What to alert on (notification rules)¶

The minimum rule set an internet-exposed panel should have wired from day one. Wire each as a Notifications → Rule pointing at your chosen channel (webhook to Slack / Discord, email, Telegram):

Event	Reason it matters	Throttle recommendation
`backup_failed`	Silent backup failure erodes recoverability week by week.	0 (every failure)
`cert_renewal_failed`	90 days from failure to cert expiry is not enough if you do not find out.	0
`cert_expiring_soon`	Last-line fallback if the renewal path is broken.	86400 (once per day)
`crowdsec_down`	Argos keeps serving, but WAF + bouncer degrade to pass-through for community decisions.	300 (5 min)
`target_unhealthy`	You want to know before users notice.	300
`health_degraded`	/system/health flagged a subsystem.	600
`waf_attack_burst`	Real-time awareness of active attacks.	300

Optional depending on noise tolerance:

login_failed — noisy on an internet-exposed panel login but valuable when scoped to the local admin only.
rate_limit_triggered — useful if you set rate limits that are rarely hit (a sudden hit signals unusual load).
config_change — a paper-trail copy of the audit log. Wire only if you have a second admin and want change notifications.
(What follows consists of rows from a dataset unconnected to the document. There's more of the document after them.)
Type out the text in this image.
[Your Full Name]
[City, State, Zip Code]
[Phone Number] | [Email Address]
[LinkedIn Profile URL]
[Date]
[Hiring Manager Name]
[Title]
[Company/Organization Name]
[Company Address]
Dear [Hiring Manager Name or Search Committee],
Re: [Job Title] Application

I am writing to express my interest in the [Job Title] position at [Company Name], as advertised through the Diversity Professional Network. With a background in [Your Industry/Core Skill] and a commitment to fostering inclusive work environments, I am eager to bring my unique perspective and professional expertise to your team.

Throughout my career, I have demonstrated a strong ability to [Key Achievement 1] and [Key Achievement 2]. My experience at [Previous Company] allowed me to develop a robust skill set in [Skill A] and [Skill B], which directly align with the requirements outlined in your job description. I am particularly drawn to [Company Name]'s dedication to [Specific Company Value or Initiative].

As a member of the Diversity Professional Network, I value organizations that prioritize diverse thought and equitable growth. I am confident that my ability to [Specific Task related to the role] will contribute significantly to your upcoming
Full event catalog: Notifications.

External uptime probe¶

Wire an uptime check against GET /healthz. Returns 200 OK with body ok when the panel's HTTP layer is alive. It does NOT probe deeper subsystems — for that use GET /api/system/health with an authed request.

Recommended:

30-60 s interval against /healthz (unauthed, cheap).
5-15 min interval against /api/system/health with a session cookie. Alert on:
- memory.Alloc > 500_000_000 (half a GB; normal is single- digit MB).
- workers.notification_queue_dropped > 0 (non-zero = events lost).
- scheduler.last_backup_status != "ok".
- db.wal_size_bytes > 500_000_000 (WAL runaway suggests a long-running reader or a crashed writer).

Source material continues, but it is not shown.